SILVERTON, Colo. — Oct. 20, 2015 — A temporary water treatment plant is now operating at the Gold King Mine near Silverton, Colorado, according to a press release.
The abandoned mine was the site of a spill in August which inundated the Animas River in southern Colorado with three million gallons of contaminated water, noted the release. The incident was triggered by U.S. Environmental Protection Agency (EPA) contractors working at the mine.
Under a contract with the EPA, Alexco Environmental Group (AEG) has completed building and started operating a 1,200 gallon per minute (gpm) interim water treatment facility at the mine, stated the release. AEG, part of Alexco Resource Corp., specializes in providing mine-related environmental services, remediation technologies and reclamation and mine closure services.
The water treatment plant at the Gold King Mine is capable of dealing with water treatment residuals (sludge) during cold weather and has a highly automated plant-wide control system, enabling 24-hour operation at low cost and high reliability.
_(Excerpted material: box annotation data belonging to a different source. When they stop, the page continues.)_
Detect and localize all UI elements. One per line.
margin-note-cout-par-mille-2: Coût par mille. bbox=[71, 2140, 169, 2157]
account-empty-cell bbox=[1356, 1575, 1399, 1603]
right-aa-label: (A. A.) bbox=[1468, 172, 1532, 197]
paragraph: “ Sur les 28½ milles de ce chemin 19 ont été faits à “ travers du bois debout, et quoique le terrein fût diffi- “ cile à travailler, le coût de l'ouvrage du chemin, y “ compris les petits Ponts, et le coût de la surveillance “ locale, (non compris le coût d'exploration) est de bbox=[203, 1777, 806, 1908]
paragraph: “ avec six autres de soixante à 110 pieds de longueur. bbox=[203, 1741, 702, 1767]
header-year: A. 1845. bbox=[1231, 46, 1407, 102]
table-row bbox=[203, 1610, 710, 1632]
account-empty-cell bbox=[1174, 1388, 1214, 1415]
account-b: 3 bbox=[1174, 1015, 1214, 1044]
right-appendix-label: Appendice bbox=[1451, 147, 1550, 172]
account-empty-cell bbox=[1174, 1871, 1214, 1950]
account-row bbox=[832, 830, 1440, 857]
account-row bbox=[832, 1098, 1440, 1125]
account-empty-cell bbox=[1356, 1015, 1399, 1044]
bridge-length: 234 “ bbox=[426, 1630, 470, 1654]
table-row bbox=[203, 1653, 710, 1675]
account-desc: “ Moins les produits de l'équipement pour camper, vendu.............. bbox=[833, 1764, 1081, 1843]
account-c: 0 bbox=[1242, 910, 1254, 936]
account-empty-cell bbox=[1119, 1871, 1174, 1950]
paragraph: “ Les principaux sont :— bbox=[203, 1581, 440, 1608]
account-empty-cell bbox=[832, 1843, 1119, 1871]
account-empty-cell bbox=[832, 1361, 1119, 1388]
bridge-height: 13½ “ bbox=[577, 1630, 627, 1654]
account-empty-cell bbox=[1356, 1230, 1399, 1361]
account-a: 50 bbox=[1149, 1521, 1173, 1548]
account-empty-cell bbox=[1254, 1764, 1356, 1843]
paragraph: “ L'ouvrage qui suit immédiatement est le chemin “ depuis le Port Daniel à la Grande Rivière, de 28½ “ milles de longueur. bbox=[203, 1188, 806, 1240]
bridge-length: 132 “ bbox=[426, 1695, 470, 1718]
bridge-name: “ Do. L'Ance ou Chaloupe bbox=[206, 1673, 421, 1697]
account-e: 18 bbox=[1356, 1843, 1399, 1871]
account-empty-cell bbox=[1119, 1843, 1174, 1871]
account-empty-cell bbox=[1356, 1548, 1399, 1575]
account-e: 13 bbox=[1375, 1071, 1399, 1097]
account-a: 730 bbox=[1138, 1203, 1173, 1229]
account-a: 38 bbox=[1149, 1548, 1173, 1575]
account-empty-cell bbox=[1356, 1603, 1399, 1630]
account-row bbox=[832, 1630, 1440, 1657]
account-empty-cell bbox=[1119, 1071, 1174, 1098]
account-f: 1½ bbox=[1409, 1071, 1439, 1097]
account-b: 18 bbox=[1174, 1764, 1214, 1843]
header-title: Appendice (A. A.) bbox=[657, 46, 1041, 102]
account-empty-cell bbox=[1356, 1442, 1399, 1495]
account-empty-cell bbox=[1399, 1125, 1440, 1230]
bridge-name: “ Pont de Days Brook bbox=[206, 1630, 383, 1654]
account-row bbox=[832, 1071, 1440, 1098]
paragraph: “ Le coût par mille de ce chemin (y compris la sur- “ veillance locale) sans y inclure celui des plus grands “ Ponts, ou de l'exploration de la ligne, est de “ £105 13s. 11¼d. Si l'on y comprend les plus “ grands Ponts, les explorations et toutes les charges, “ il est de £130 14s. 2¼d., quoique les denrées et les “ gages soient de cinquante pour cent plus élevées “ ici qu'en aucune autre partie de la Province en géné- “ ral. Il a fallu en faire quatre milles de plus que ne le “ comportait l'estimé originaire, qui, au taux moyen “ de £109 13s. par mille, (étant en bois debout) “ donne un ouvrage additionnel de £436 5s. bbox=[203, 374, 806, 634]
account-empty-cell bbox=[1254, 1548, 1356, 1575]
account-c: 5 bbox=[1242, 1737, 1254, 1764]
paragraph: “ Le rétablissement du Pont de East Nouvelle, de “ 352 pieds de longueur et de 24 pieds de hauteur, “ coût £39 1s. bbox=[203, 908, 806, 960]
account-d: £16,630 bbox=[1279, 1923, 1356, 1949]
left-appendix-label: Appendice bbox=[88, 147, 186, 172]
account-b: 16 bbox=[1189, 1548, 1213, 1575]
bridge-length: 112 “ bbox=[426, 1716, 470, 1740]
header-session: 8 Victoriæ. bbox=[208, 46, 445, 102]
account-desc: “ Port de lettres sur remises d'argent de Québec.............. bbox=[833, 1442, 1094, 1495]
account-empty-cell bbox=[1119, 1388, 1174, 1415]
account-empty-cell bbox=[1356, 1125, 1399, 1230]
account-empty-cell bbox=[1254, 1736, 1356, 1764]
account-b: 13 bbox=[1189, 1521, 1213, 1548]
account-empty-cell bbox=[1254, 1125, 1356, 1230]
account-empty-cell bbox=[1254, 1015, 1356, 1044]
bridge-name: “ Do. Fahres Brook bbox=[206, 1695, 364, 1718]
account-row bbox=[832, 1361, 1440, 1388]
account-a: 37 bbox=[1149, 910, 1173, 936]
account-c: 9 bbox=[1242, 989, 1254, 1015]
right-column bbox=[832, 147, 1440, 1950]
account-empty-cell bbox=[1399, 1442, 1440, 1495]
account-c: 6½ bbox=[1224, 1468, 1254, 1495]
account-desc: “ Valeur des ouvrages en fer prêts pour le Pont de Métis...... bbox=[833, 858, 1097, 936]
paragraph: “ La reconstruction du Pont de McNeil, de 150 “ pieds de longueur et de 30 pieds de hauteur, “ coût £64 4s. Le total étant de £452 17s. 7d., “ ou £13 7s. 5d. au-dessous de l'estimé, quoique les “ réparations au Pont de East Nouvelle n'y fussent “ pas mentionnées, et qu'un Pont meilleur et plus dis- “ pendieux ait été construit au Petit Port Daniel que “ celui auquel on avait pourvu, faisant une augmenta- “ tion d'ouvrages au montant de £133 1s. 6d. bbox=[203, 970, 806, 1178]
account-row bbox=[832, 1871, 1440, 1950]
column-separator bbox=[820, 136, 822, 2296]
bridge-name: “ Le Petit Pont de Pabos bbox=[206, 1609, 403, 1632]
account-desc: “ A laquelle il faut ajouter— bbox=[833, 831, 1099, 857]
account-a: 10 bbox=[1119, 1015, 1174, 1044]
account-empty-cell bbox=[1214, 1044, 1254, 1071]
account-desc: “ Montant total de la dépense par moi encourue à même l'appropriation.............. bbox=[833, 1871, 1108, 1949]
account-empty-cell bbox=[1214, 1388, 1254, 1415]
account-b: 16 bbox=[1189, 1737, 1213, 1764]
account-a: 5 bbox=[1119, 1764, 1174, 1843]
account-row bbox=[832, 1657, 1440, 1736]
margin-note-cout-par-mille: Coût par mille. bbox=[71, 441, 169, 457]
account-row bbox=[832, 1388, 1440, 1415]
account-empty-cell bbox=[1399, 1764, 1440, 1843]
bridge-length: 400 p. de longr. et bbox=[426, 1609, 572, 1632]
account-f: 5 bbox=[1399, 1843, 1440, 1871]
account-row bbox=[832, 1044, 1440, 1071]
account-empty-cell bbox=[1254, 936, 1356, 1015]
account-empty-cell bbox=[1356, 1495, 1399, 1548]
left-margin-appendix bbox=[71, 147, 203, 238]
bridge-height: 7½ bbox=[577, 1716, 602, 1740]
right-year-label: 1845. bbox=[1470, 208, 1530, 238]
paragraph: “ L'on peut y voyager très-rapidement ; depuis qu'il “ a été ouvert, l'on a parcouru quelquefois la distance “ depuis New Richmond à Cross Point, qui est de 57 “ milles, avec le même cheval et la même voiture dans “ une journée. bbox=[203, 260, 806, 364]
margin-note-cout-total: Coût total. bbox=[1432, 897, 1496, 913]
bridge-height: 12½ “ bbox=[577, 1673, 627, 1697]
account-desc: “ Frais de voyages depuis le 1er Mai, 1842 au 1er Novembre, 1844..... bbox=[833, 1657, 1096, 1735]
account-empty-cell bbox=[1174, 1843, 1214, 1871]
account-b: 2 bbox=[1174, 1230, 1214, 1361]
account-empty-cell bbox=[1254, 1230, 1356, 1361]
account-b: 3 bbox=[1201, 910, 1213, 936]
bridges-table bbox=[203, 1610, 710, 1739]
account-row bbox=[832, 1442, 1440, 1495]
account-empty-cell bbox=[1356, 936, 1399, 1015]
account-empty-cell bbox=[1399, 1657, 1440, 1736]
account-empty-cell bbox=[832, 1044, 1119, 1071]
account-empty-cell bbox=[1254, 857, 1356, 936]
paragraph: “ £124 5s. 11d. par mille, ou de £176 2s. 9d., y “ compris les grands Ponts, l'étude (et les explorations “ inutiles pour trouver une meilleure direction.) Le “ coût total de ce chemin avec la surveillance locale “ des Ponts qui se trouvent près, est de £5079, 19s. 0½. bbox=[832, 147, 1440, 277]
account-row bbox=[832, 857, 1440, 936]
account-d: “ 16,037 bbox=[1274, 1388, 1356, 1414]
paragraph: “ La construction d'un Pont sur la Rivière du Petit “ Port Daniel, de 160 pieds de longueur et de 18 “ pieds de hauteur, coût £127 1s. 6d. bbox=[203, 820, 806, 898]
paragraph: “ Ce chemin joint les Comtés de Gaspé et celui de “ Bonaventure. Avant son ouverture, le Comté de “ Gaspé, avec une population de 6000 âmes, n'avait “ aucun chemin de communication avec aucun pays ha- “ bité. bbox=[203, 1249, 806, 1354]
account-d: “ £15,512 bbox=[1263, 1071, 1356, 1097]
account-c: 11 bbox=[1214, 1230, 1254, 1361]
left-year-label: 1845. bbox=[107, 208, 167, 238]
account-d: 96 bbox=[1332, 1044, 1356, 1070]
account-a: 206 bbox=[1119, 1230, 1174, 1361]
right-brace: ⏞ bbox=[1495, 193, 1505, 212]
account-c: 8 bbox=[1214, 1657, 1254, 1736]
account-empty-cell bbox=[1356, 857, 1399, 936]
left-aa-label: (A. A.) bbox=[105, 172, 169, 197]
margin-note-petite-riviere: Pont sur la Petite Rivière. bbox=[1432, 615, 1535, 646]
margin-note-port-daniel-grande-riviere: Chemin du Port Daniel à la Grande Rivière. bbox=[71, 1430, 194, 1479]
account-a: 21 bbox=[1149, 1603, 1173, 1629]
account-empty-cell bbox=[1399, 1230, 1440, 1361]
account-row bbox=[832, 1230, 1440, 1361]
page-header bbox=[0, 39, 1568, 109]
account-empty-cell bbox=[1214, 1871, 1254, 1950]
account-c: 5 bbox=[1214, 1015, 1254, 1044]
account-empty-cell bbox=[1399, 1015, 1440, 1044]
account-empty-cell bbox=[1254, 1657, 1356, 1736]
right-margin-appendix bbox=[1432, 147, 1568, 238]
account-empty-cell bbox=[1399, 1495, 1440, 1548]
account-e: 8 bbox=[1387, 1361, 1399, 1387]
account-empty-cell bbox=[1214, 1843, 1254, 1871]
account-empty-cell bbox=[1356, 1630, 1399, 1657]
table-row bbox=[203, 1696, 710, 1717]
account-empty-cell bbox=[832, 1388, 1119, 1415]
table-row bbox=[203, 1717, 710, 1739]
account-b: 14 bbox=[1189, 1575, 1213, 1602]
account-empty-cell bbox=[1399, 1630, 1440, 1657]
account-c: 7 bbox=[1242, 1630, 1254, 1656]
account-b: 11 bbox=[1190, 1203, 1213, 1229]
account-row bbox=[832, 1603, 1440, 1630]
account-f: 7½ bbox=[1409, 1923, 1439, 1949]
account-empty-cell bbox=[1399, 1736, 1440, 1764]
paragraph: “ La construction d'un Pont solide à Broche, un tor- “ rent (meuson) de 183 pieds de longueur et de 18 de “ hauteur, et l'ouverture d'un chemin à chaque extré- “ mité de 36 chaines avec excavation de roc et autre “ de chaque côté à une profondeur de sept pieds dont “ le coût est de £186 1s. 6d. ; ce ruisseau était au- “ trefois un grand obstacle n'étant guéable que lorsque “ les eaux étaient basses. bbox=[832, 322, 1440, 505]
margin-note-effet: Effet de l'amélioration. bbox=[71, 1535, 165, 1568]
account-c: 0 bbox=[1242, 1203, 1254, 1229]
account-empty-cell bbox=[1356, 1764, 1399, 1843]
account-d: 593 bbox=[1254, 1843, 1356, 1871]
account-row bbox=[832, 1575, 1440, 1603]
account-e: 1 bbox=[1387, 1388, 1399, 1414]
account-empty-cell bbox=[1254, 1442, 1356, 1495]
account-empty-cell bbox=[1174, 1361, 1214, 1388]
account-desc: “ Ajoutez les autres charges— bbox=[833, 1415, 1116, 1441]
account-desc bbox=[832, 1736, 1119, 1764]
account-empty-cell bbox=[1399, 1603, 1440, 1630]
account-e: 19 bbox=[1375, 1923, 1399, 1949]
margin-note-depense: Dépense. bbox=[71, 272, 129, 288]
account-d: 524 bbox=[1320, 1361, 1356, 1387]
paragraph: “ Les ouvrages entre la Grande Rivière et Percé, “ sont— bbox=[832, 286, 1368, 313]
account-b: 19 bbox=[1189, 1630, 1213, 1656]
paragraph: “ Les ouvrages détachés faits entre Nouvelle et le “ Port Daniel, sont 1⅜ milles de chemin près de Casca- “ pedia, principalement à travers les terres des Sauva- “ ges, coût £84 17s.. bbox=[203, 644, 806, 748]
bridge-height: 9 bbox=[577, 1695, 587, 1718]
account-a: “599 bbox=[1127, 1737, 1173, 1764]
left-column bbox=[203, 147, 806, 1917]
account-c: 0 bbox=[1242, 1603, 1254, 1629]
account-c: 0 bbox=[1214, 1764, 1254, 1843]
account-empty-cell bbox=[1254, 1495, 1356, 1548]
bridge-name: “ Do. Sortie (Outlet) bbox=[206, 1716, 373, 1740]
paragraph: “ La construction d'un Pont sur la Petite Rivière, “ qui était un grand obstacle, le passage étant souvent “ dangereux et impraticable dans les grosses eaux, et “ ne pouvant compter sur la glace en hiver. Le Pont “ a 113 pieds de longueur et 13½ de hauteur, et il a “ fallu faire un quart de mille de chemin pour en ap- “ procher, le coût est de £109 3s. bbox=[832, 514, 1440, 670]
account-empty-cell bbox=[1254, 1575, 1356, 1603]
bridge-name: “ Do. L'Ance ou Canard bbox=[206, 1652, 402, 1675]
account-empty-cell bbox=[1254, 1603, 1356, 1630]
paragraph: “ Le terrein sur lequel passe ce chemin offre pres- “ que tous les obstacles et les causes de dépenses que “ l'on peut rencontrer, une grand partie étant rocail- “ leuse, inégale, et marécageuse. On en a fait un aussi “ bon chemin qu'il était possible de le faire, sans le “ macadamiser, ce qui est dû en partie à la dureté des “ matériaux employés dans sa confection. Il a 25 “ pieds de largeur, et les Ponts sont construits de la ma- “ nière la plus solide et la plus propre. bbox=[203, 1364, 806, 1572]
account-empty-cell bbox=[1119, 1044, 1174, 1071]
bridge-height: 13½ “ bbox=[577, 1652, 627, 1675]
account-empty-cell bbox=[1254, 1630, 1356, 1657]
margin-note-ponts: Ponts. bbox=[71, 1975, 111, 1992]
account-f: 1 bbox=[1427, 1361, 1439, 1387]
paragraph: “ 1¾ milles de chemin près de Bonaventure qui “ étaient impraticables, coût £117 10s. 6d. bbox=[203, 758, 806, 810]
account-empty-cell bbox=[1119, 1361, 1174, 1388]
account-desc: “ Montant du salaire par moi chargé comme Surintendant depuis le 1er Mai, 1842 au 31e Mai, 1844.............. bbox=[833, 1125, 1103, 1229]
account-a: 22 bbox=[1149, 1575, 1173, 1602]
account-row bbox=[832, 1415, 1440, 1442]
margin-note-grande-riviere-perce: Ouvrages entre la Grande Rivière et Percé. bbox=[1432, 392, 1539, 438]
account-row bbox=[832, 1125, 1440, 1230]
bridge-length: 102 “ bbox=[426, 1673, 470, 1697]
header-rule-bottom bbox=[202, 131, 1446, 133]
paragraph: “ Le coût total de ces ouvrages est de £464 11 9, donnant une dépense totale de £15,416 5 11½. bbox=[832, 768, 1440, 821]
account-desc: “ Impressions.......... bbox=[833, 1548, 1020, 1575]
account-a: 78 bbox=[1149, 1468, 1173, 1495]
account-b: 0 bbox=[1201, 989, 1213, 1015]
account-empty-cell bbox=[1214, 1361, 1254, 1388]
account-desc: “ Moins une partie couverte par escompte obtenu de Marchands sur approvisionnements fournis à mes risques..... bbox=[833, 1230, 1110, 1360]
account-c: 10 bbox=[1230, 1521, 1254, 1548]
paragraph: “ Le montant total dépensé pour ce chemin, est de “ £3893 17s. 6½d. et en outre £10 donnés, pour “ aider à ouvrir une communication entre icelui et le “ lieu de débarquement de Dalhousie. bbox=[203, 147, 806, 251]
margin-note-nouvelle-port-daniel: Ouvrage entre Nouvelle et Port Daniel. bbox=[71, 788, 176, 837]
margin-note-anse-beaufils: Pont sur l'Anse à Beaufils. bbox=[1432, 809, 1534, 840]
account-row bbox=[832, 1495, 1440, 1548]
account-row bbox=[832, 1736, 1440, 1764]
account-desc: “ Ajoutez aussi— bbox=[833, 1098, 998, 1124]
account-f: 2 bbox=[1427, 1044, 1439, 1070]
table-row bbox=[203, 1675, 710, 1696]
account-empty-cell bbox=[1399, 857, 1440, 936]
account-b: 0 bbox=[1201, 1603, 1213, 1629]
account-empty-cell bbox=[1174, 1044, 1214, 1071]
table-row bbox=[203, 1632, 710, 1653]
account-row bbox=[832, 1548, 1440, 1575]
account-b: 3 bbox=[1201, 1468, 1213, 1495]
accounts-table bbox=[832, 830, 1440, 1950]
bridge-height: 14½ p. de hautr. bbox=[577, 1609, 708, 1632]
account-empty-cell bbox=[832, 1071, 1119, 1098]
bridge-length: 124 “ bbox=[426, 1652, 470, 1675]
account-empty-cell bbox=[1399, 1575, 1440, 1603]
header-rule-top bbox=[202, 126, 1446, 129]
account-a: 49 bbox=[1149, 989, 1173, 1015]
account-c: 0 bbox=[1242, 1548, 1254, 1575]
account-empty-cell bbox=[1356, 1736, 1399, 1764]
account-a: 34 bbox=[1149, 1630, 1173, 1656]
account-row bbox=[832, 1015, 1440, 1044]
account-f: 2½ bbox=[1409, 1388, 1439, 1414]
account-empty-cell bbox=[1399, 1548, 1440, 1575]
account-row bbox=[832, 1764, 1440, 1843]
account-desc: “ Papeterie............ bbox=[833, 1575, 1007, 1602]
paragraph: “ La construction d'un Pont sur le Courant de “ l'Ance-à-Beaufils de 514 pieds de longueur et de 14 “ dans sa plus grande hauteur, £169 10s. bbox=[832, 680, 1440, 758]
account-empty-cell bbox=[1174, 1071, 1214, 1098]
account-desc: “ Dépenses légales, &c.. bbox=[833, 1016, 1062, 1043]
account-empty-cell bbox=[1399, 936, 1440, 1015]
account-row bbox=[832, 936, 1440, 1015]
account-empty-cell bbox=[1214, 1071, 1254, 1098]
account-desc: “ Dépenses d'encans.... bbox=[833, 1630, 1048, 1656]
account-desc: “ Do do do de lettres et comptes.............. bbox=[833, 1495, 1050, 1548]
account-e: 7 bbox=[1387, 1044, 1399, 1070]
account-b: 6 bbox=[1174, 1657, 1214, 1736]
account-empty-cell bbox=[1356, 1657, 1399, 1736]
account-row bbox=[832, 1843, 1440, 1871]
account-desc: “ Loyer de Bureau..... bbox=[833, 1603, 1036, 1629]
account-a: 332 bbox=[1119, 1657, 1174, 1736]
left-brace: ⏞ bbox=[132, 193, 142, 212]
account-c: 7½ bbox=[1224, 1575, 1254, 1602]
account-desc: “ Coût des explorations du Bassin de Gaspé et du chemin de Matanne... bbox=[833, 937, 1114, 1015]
It has the flexibility to utilize diverse sources of low-cost alkalinity (lime or kiln dust) and is currently operating under complete automation in the 600 gpm to 1,200 gpm range. According to AEG, the plant is achieving metals removal well in excess of the contractual standard of 85 percent.
During the next four weeks AEG will optimize the plant’s operations and further prepare it for the harsh winter conditions expected at 10,500 feet in the San Juan Mountains, reported the release.
In an update published on Monday, the EPA reported that metal concentrations in surface water and sediment along the Animas River are now below recreational screening levels, although concentrations may fluctuate due to weather and other events.
The agency will continue to monitor for abnormally high levels of metals in the river.